There are two horse racing organizations in Japan, JRA (Japan Racing Association) and NAR (National Association of Racing). Major expensive races such as Japanese Derby (G1) and Japan Cup (G1) are held by JRA while NAR races attracts local popularity. Jump racing are conducted only by JRA, not by NAR. Basically, only JRA horses and jockeys run over fences. Transferred horses from NAR to JRA can also be a contender for jumps.
Classification is Only Maiden and Open Jump racing.
All Japanese jumps are categorized as "Jump Racing" together, not hurdles or steeplechase. Cross Country is not established in Japanese horse racing history. Indeed, there is a wide variety of obstacles between racecourse; Nakayama is relatively tough and has difficult fences while Nigata and Chukyo have only hurdles.
In addition, Novice, popular class in other jump racing countries, are not used in Japanese Jumps. No rating classification, jockey limitation such as Hunters' Chase and prize money restriction. There are no mares' or juvenile races.
Taken together, there are only two classes in Japanese Jump Racing; Maiden, horses without victory over fences, and Open, all the other horses. All principle races are categorized as "Open".
Horses in flat campaign starts a new carrier over fences.
Similar to Australia and New Zealand, all Japanese horses start their career on flat, and subsequently start jumping campaign. Jump training is often utilized for flat horses, and sometimes their aptitude for jump racing is discovered during daily training. Colts run over fences without castration thus jump horses can become a stallion (ex. Gokai). Hugely different from other jump racing countries, it gives racing fans a big dream for next generation, doesn't it? In addition, horses with big flat success sometimes run over fences. There are 11 horses with victories of grade races both on flat and over fences. Compared with other jump racing countries, Japanese jump horses are relatively young and have shorter career. Mares also run at jump races but their big success is relatively rare.
Obstacles are relatively easy but needs plenty of flat speed.
Obstacles in Japan are basically hedge or bull finch. There are no bank, English-type fence, ditch, timber rail... popular in other jump racing countries. The biggest hedge and bull finch are at Nakayama Racecourse, 1.6 m height and 2.4m width, and 1.6 m height and 2.05 m width, respectively, used twice at Nakayama Grand Jump (JG1) and Nakayama Dai-Shogai (JG1) in a year. Fences in Japan are relatively lower than those in Europa. However, Japanese Jumps needs plenty of flat speed because of some reasons (see below). Flat speed over hurdles on firm ground is the most important talent in Japanese Jump Racing. Jump racing is usually tough, but Japanese jumps is much more speedy and can offer another excitement different from other jump racing countries.
There are some unique obstacles. Nakayama racecourse has unique valley called banquet (different from banquette irlandaise in France!), maximum depth 5.3 m and maximum length 113 m.

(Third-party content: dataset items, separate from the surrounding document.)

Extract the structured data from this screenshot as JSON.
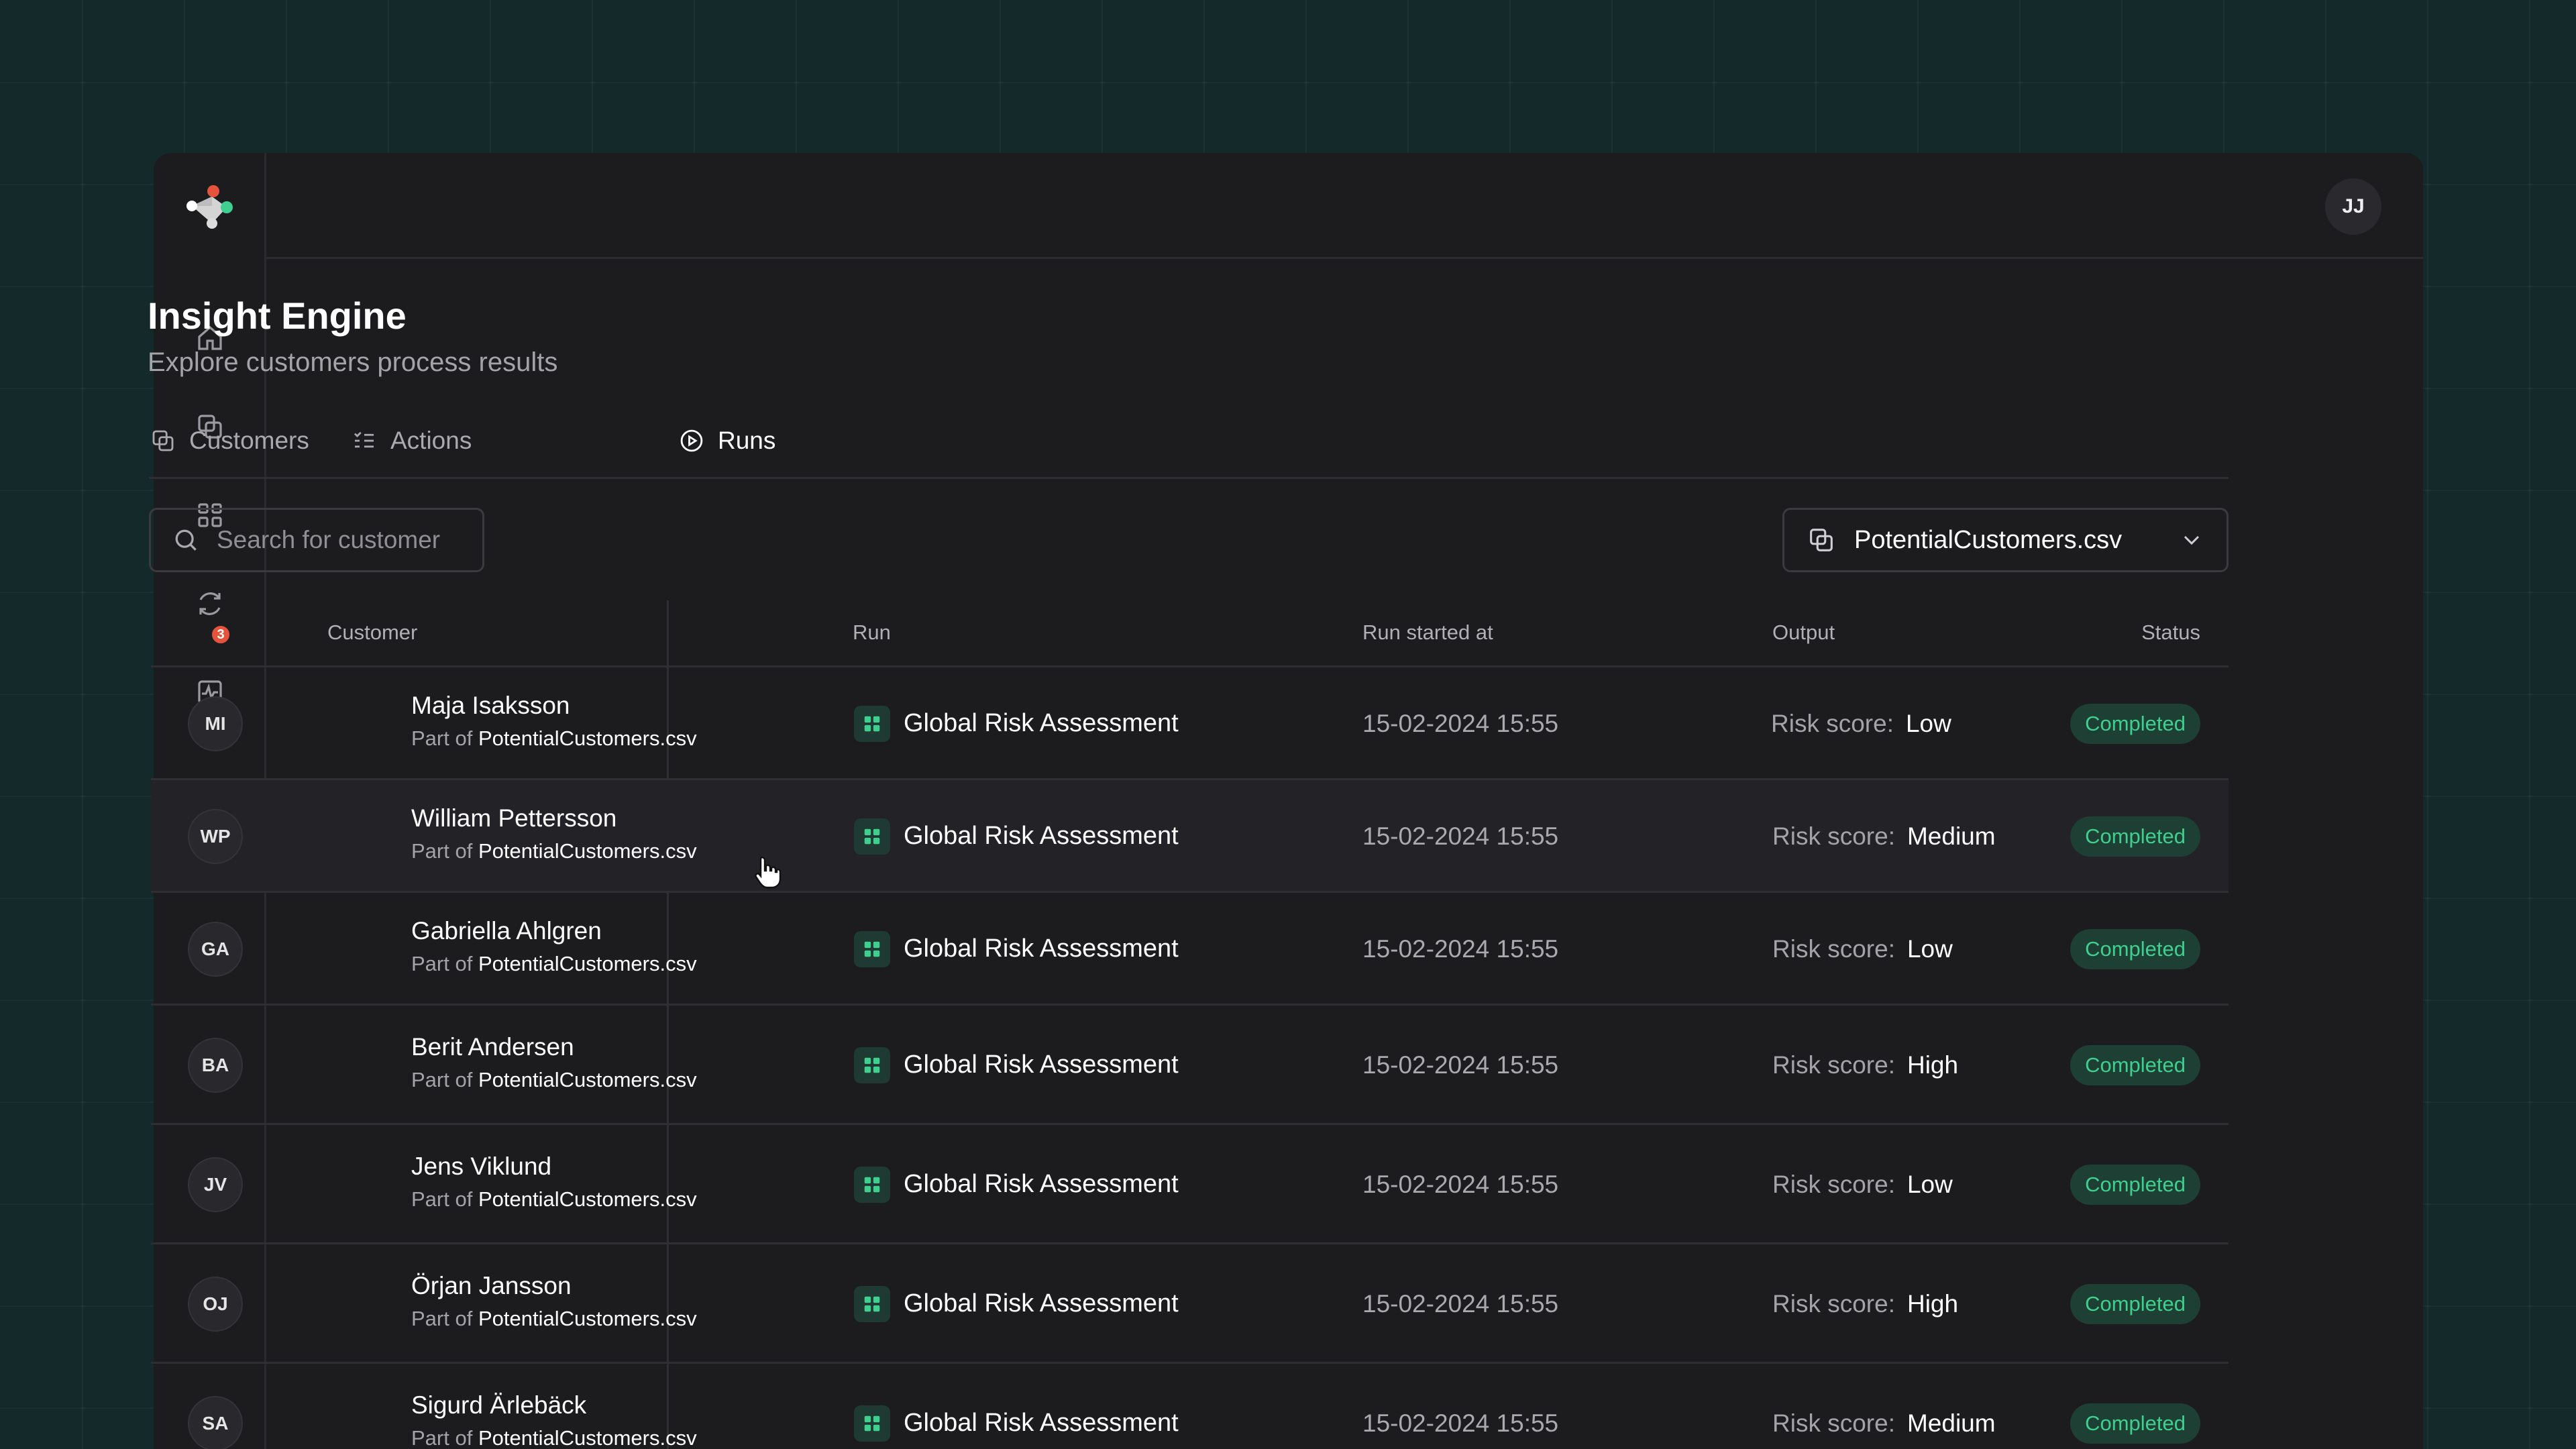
{
  "user": {
    "initials": "JJ"
  },
  "sidebar": {
    "items": [
      {
        "name": "home-icon"
      },
      {
        "name": "copy-icon"
      },
      {
        "name": "grid-icon"
      },
      {
        "name": "refresh-icon"
      },
      {
        "name": "activity-icon",
        "badge": "3"
      }
    ]
  },
  "header": {
    "title": "Insight Engine",
    "subtitle": "Explore customers process results"
  },
  "tabs": [
    {
      "label": "Customers",
      "icon": "copy-icon"
    },
    {
      "label": "Actions",
      "icon": "list-icon"
    },
    {
      "label": "Runs",
      "icon": "play-circle-icon",
      "active": true
    }
  ],
  "search": {
    "placeholder": "Search for customer"
  },
  "file_select": {
    "value": "PotentialCustomers.csv"
  },
  "table": {
    "columns": {
      "customer": "Customer",
      "run": "Run",
      "started": "Run started at",
      "output": "Output",
      "status": "Status"
    },
    "part_of_label": "Part of",
    "risk_label": "Risk score:",
    "rows": [
      {
        "initials": "MI",
        "name": "Maja Isaksson",
        "file": "PotentialCustomers.csv",
        "run": "Global Risk Assessment",
        "started": "15-02-2024 15:55",
        "risk": "Low",
        "status": "Completed"
      },
      {
        "initials": "WP",
        "name": "William Pettersson",
        "file": "PotentialCustomers.csv",
        "run": "Global Risk Assessment",
        "started": "15-02-2024 15:55",
        "risk": "Medium",
        "status": "Completed"
      },
      {
        "initials": "GA",
        "name": "Gabriella Ahlgren",
        "file": "PotentialCustomers.csv",
        "run": "Global Risk Assessment",
        "started": "15-02-2024 15:55",
        "risk": "Low",
        "status": "Completed"
      },
      {
        "initials": "BA",
        "name": "Berit Andersen",
        "file": "PotentialCustomers.csv",
        "run": "Global Risk Assessment",
        "started": "15-02-2024 15:55",
        "risk": "High",
        "status": "Completed"
      },
      {
        "initials": "JV",
        "name": "Jens Viklund",
        "file": "PotentialCustomers.csv",
        "run": "Global Risk Assessment",
        "started": "15-02-2024 15:55",
        "risk": "Low",
        "status": "Completed"
      },
      {
        "initials": "OJ",
        "name": "Örjan Jansson",
        "file": "PotentialCustomers.csv",
        "run": "Global Risk Assessment",
        "started": "15-02-2024 15:55",
        "risk": "High",
        "status": "Completed"
      },
      {
        "initials": "SA",
        "name": "Sigurd Ärlebäck",
        "file": "PotentialCustomers.csv",
        "run": "Global Risk Assessment",
        "started": "15-02-2024 15:55",
        "risk": "Medium",
        "status": "Completed"
      }
    ]
  },
  "colors": {
    "accent_green": "#3fcf8e",
    "badge_red": "#e5533c",
    "background": "#13292a"
  }
}
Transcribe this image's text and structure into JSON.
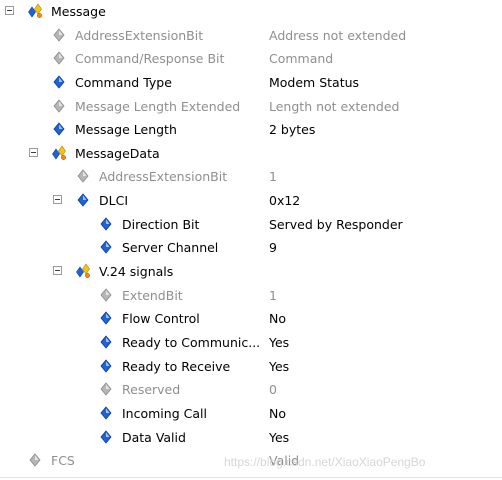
{
  "watermark": "https://blog.csdn.net/XiaoXiaoPengBo",
  "rows": [
    {
      "label": "Message",
      "value": "",
      "icon": "group-icon",
      "dim": false,
      "expander": true
    },
    {
      "label": "AddressExtensionBit",
      "value": "Address not extended",
      "icon": "gray-diamond-icon",
      "dim": true
    },
    {
      "label": "Command/Response Bit",
      "value": "Command",
      "icon": "gray-diamond-icon",
      "dim": true
    },
    {
      "label": "Command Type",
      "value": "Modem Status",
      "icon": "blue-diamond-icon",
      "dim": false
    },
    {
      "label": "Message Length Extended",
      "value": "Length not extended",
      "icon": "gray-diamond-icon",
      "dim": true
    },
    {
      "label": "Message Length",
      "value": "2 bytes",
      "icon": "blue-diamond-icon",
      "dim": false
    },
    {
      "label": "MessageData",
      "value": "",
      "icon": "group-icon",
      "dim": false,
      "expander": true
    },
    {
      "label": "AddressExtensionBit",
      "value": "1",
      "icon": "gray-diamond-icon",
      "dim": true
    },
    {
      "label": "DLCI",
      "value": "0x12",
      "icon": "blue-diamond-icon",
      "dim": false,
      "expander": true
    },
    {
      "label": "Direction Bit",
      "value": "Served by Responder",
      "icon": "blue-diamond-icon",
      "dim": false
    },
    {
      "label": "Server Channel",
      "value": "9",
      "icon": "blue-diamond-icon",
      "dim": false
    },
    {
      "label": "V.24 signals",
      "value": "",
      "icon": "group-icon",
      "dim": false,
      "expander": true
    },
    {
      "label": "ExtendBit",
      "value": "1",
      "icon": "gray-diamond-icon",
      "dim": true
    },
    {
      "label": "Flow Control",
      "value": "No",
      "icon": "blue-diamond-icon",
      "dim": false
    },
    {
      "label": "Ready to Communic...",
      "value": "Yes",
      "icon": "blue-diamond-icon",
      "dim": false
    },
    {
      "label": "Ready to Receive",
      "value": "Yes",
      "icon": "blue-diamond-icon",
      "dim": false
    },
    {
      "label": "Reserved",
      "value": "0",
      "icon": "gray-diamond-icon",
      "dim": true
    },
    {
      "label": "Incoming Call",
      "value": "No",
      "icon": "blue-diamond-icon",
      "dim": false
    },
    {
      "label": "Data Valid",
      "value": "Yes",
      "icon": "blue-diamond-icon",
      "dim": false
    },
    {
      "label": "FCS",
      "value": "Valid",
      "icon": "gray-diamond-icon",
      "dim": true
    }
  ]
}
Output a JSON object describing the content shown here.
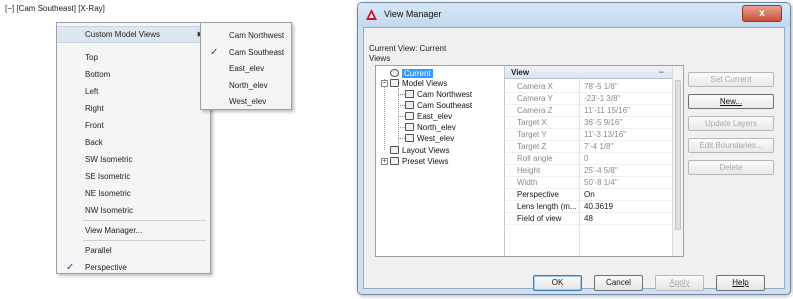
{
  "viewport_label": {
    "part1": "[−]",
    "part2": "[Cam Southeast]",
    "part3": "[X-Ray]"
  },
  "context_menu": {
    "items": [
      {
        "label": "Custom Model Views",
        "has_submenu": true,
        "checked": false
      },
      {
        "label": "Top"
      },
      {
        "label": "Bottom"
      },
      {
        "label": "Left"
      },
      {
        "label": "Right"
      },
      {
        "label": "Front"
      },
      {
        "label": "Back"
      },
      {
        "label": "SW Isometric"
      },
      {
        "label": "SE Isometric"
      },
      {
        "label": "NE Isometric"
      },
      {
        "label": "NW Isometric"
      },
      {
        "label": "View Manager..."
      },
      {
        "label": "Parallel"
      },
      {
        "label": "Perspective",
        "checked": true
      }
    ],
    "check_glyph": "✓",
    "arrow_glyph": "▶"
  },
  "submenu": {
    "items": [
      {
        "label": "Cam Northwest"
      },
      {
        "label": "Cam Southeast",
        "checked": true
      },
      {
        "label": "East_elev"
      },
      {
        "label": "North_elev"
      },
      {
        "label": "West_elev"
      }
    ]
  },
  "dialog": {
    "title": "View Manager",
    "close_glyph": "x",
    "current_view": "Current View: Current",
    "views_label": "Views",
    "tree": {
      "current": "Current",
      "model_views": "Model Views",
      "children": [
        "Cam Northwest",
        "Cam Southeast",
        "East_elev",
        "North_elev",
        "West_elev"
      ],
      "layout_views": "Layout Views",
      "preset_views": "Preset Views",
      "minus": "−",
      "plus": "+"
    },
    "props": {
      "header": "View",
      "collapse_glyph": "−",
      "rows": [
        {
          "key": "Camera X",
          "value": "78'-5 1/8\"",
          "readonly": true
        },
        {
          "key": "Camera Y",
          "value": "-23'-1 3/8\"",
          "readonly": true
        },
        {
          "key": "Camera Z",
          "value": "11'-11 15/16\"",
          "readonly": true
        },
        {
          "key": "Target X",
          "value": "36'-5 9/16\"",
          "readonly": true
        },
        {
          "key": "Target Y",
          "value": "11'-3 13/16\"",
          "readonly": true
        },
        {
          "key": "Target Z",
          "value": "7'-4 1/8\"",
          "readonly": true
        },
        {
          "key": "Roll angle",
          "value": "0",
          "readonly": true
        },
        {
          "key": "Height",
          "value": "25'-4 5/8\"",
          "readonly": true
        },
        {
          "key": "Width",
          "value": "50'-8 1/4\"",
          "readonly": true
        },
        {
          "key": "Perspective",
          "value": "On",
          "readonly": false
        },
        {
          "key": "Lens length (m...",
          "value": "40.3619",
          "readonly": false
        },
        {
          "key": "Field of view",
          "value": "48",
          "readonly": false
        }
      ]
    },
    "side_buttons": [
      {
        "label": "Set Current",
        "enabled": false
      },
      {
        "label": "New...",
        "enabled": true
      },
      {
        "label": "Update Layers",
        "enabled": false
      },
      {
        "label": "Edit Boundaries...",
        "enabled": false
      },
      {
        "label": "Delete",
        "enabled": false
      }
    ],
    "bottom_buttons": [
      {
        "label": "OK",
        "enabled": true
      },
      {
        "label": "Cancel",
        "enabled": true
      },
      {
        "label": "Apply",
        "enabled": false
      },
      {
        "label": "Help",
        "enabled": true
      }
    ]
  },
  "colors": {
    "menu_bg": "#f5f5f5",
    "menu_highlight": "#dde7f2",
    "dialog_frame": "#cfe0f3",
    "selection_blue": "#3399ff",
    "close_red": "#c9503a"
  }
}
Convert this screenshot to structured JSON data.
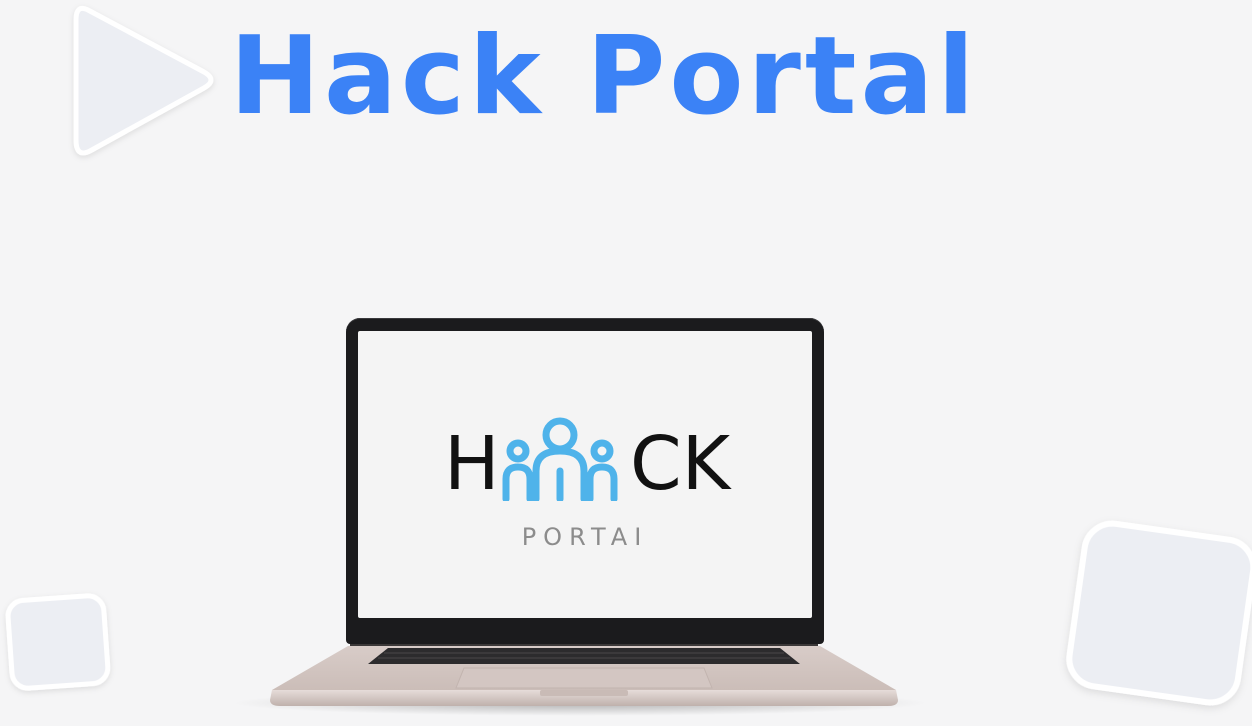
{
  "header": {
    "title": "Hack Portal"
  },
  "screen": {
    "logo": {
      "letter_h": "H",
      "letters_ck": "CK",
      "subtitle": "PORTAI",
      "icon_color": "#4fb3ea"
    }
  },
  "colors": {
    "background": "#f5f5f6",
    "title": "#3b82f6",
    "deco_shape": "#eceef3"
  },
  "icons": [
    "play-triangle-decoration-icon",
    "rounded-square-decoration-icon",
    "people-icon"
  ]
}
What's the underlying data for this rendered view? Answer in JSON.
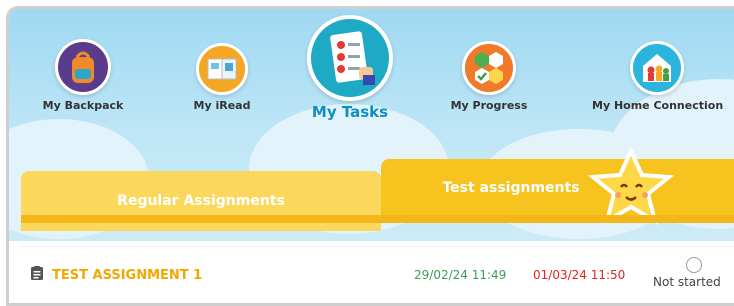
{
  "nav": {
    "items": [
      {
        "label": "My Backpack",
        "icon": "backpack-icon"
      },
      {
        "label": "My iRead",
        "icon": "book-icon"
      },
      {
        "label": "My Tasks",
        "icon": "clipboard-tasks-icon",
        "active": true
      },
      {
        "label": "My Progress",
        "icon": "progress-badges-icon"
      },
      {
        "label": "My Home Connection",
        "icon": "house-family-icon"
      }
    ]
  },
  "tabs": {
    "regular": "Regular Assignments",
    "test": "Test assignments",
    "active": "test"
  },
  "assignments": [
    {
      "title": "TEST ASSIGNMENT 1",
      "start": "29/02/24 11:49",
      "due": "01/03/24 11:50",
      "status": "Not started"
    }
  ],
  "colors": {
    "sky": "#9fd9f2",
    "tab_regular": "#fbd85c",
    "tab_test": "#f7c31f",
    "title": "#f1a800",
    "start_date": "#3a9d54",
    "due_date": "#e02424",
    "active_nav": "#0d8fc4"
  }
}
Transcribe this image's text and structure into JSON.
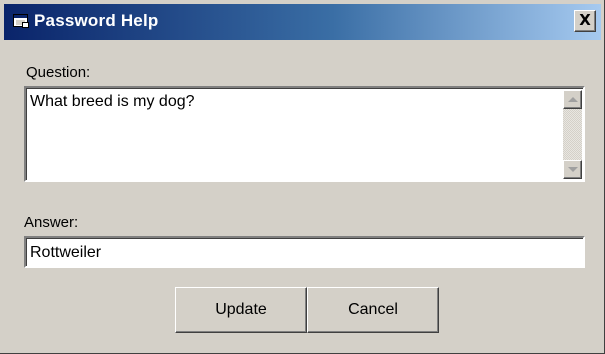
{
  "window": {
    "title": "Password Help",
    "close_glyph": "X",
    "icon": "app-window-icon"
  },
  "form": {
    "question_label": "Question:",
    "question_value": "What breed is my dog?",
    "answer_label": "Answer:",
    "answer_value": "Rottweiler"
  },
  "buttons": {
    "update_label": "Update",
    "cancel_label": "Cancel"
  },
  "colors": {
    "title_bar_start": "#0a246a",
    "title_bar_end": "#a6caf0",
    "face": "#d4d0c8"
  }
}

No national hunt racecourse have such unique testing in the world. Green Wall, made by artificial material and similar to bull finch, is at Tokyo, Hanshin, and Fukushima Racecourse. It is stronger and more difficult to push than other normal bull finch (can be push away, different from English-type chase). Water jump with hedge is popular but its width is much smaller than that in Europa.
Ground is fast and Weights are lower compared with other jump racing.
Ground is usually firm all the year over because of great effort of JRA to improve turf condition. Weights are usually 58-63kg. These unique conditions implement thrilling and speedy races, while oversea challengers have been needed specific suitability. Especially, European challengers had been a difficult times against these differences but Blackstairmountain (IRE) with Irish champion jockey Ruby Walsh finally won Nakayama Grand Jump (JG1) in 2013.